To lead the next tech revolution, we need talent from across the world
Any startup founder will attest to the importance of hiring people with the skills and experience needed to turn a great idea into a successful business. The same holds true at a macro level.
Since the earliest days of the nation, and especially in times of great power conflict, the United States has acted on the fact that economic strength and security come from having the best minds in the world discovering, creating and building in America.
Congress now has an opportunity to bolster American competitiveness by creating a pipeline of entrepreneurs whose artificial intelligence (AI), quantum computing and machine learning startups will cement U.S. superiority in emerging technologies for decades to come.
But here’s the catch: Many of them will come from abroad.
The House-passed America COMPETES Act, currently in conference committee, contains a provision to create a path for foreign entrepreneurs to start businesses here in the United States. Known as a startup visa, the provision has a history of bipartisan support. Its inclusion in the final version of competition legislation is essential if the bill is to achieve its aim.
When the United States squared off against the Soviet Union after World War II in a race to develop and use new technologies to bolster national and economic security, we brought thousands of scientists and engineers to America, including the chief architect of the Saturn V rocket that took American astronauts to the moon and won the Space Race in 1969.
Until the SpaceX Starship or NASA’s Space Launch System leave our atmosphere, the Saturn V will continue to be the largest, most powerful rocket ever built. That decades-old achievement has had a long-lasting impact. Future technological advancements will also reverberate for years to come and could easily change the world order. None of these innovative solutions are possible without the world’s brightest and best coming to America. And what our nation provides them is the ingredients necessary to sow the seeds to accomplish their visions. The United States possesses the best open business environment which acts as the lubricant, the investments which are the fuel and finally the talent that, as a spark, will light these new engines of innovation.
The purpose of past U.S. efforts to aggregate talent was simple: get the best and brightest minds to America or suffer the consequences when our competitors capture the fruits of their labor.
A similar commitment is needed in today’s global economy, where talent and capital are mobile.
Our competitors recognize this. Some two dozen countries have created startup visas in recent years and thus gained a competitive advantage in the global race for entrepreneurial talent. The United States has not kept pace, and we are losing out on the innovations these entrepreneurs create.
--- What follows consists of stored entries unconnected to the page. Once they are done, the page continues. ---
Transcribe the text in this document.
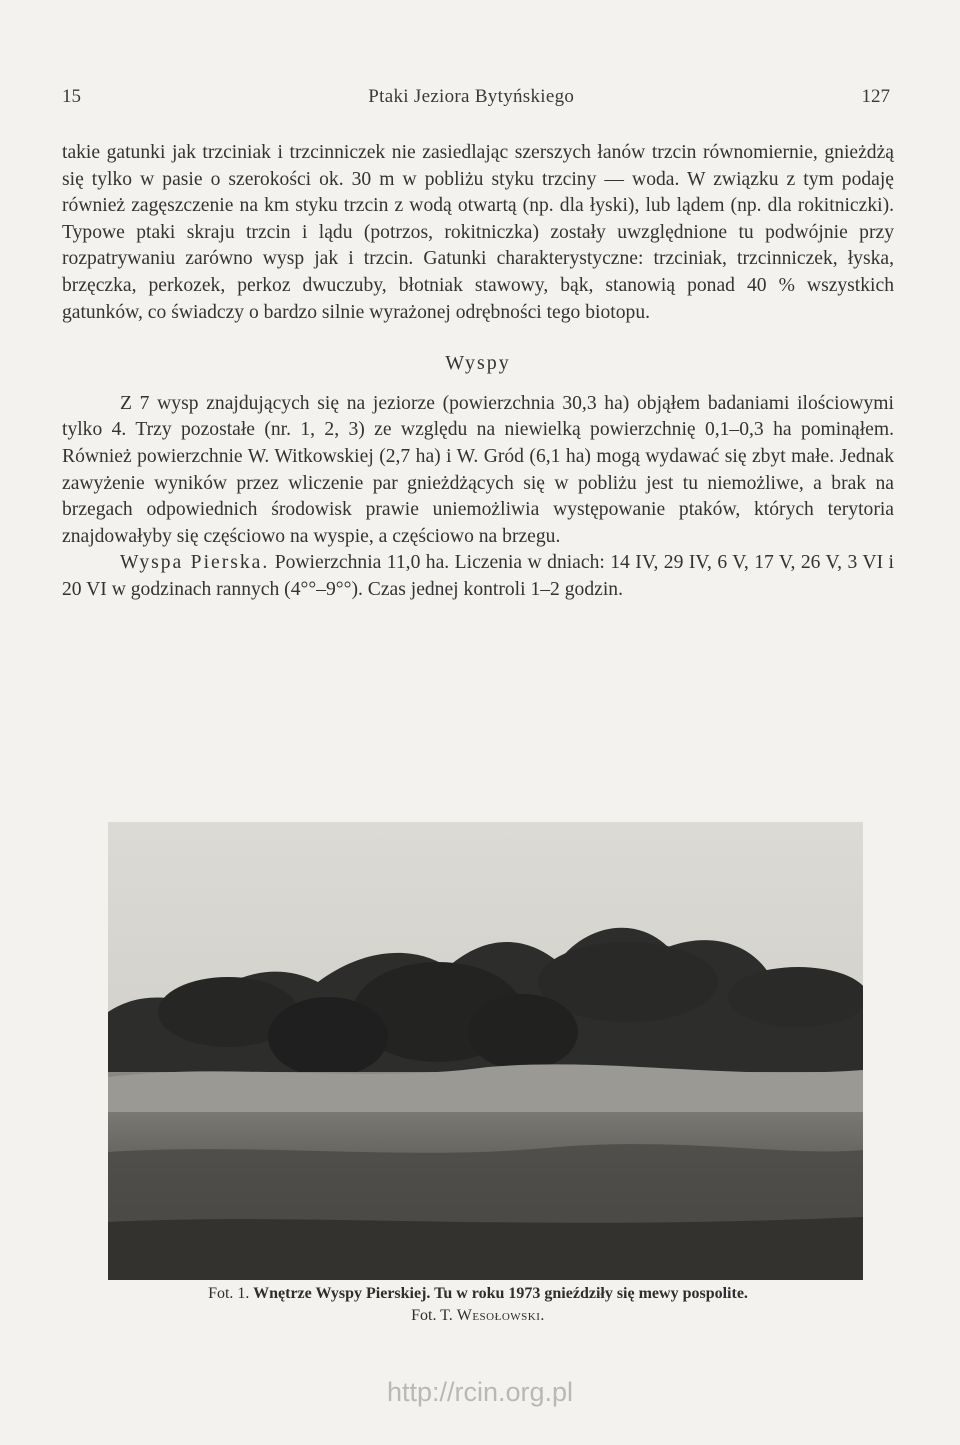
15	Ptaki Jeziora Bytyńskiego	127

takie gatunki jak trzciniak i trzcinniczek nie zasiedlając szerszych łanów trzcin równomiernie, gnieżdżą się tylko w pasie o szerokości ok. 30 m w pobliżu styku trzciny — woda. W związku z tym podaję również zagęszczenie na km styku trzcin z wodą otwartą (np. dla łyski), lub lądem (np. dla rokitniczki). Typowe ptaki skraju trzcin i lądu (potrzos, rokitniczka) zostały uwzględnione tu podwójnie przy rozpatrywaniu zarówno wysp jak i trzcin. Gatunki charakterystyczne: trzciniak, trzcinniczek, łyska, brzęczka, perkozek, perkoz dwuczuby, błotniak stawowy, bąk, stanowią ponad 40 % wszystkich gatunków, co świadczy o bardzo silnie wyrażonej odrębności tego biotopu.

Wyspy

Z 7 wysp znajdujących się na jeziorze (powierzchnia 30,3 ha) objąłem badaniami ilościowymi tylko 4. Trzy pozostałe (nr. 1, 2, 3) ze względu na niewielką powierzchnię 0,1–0,3 ha pominąłem. Również powierzchnie W. Witkowskiej (2,7 ha) i W. Gród (6,1 ha) mogą wydawać się zbyt małe. Jednak zawyżenie wyników przez wliczenie par gnieżdżących się w pobliżu jest tu niemożliwe, a brak na brzegach odpowiednich środowisk prawie uniemożliwia występowanie ptaków, których terytoria znajdowałyby się częściowo na wyspie, a częściowo na brzegu.

Wyspa Pierska. Powierzchnia 11,0 ha. Liczenia w dniach: 14 IV, 29 IV, 6 V, 17 V, 26 V, 3 VI i 20 VI w godzinach rannych (4°°–9°°). Czas jednej kontroli 1–2 godzin.

Fot. 1. Wnętrze Wyspy Pierskiej. Tu w roku 1973 gnieździły się mewy pospolite.
Fot. T. Wesołowski.
http://rcin.org.pl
Just look at where venture capital, which finances innovative technologies and startups around the world, is going. In 2021, 40 percent of venture capital deals were done with American startups — a steep drop from 2004, when U.S. businesses accounted for 74 percent of venture deals and captured 82 percent of venture capital dollars.
Growing competition, including in the critical AI sector, comes from China. In 2020, Beijing was home to 93 startups valued at $1 billion or more and China’s AI industry grew to more than 6,000 companies.
Recognizing this threat, the National Defense Authorization Act for Fiscal Year 2019 established the National Security Commission on Artificial Intelligence. The commission stated that the “human talent deficit is the government’s most conspicuous AI deficit and the single greatest inhibitor to buying, building, and fielding AI-enabled technologies for national security purposes.”
In response to Chinese advancement in AI, the commission recommended several provisions, including the startup visa, to not only counter the American “brain drain” but also target the human talent of our adversaries.
If the United States is to compete with China and maintain its economic superiority, we need the world’s most innovative entrepreneurs to start their businesses here in our country.
Creating a U.S. startup visa is a low-cost, high-reward policy change that would ensure the next generation of technologies, including advances in AI, machine learning, semiconductors and others, are developed here in America, to the benefit of our economy and security.
Just as a startup can’t grow without the right talent, the United States will not develop and control the technologies that will shape the future without the world’s best entrepreneurs innovating in America. Many people see our emerging competition with China as not only an economic struggle but also one for the shape of the world order. Such a struggle requires some measure of selfishness — let’s get the world’s best and brightest to start companies and build the technological future here.
Jason Wiens is a senior advisor to the Bipartisan Policy Center. He is a former policy director at the Ewing Marion Kauffman Foundation. Prior to that, he spent 10 years on Capitol Hill as a deputy legislative director in the U.S. Senate and a legislative assistant in the U.S. House of Representatives.
Jonathan Arias is the senior policy analyst for the Bipartisan Policy Center’s Business team. Prior to joining BPC, Arias served over a decade in the United States Senate across various roles with the U.S. Senate Small Business Committee & Entrepreneurship and with U.S. Senator Marco Rubio.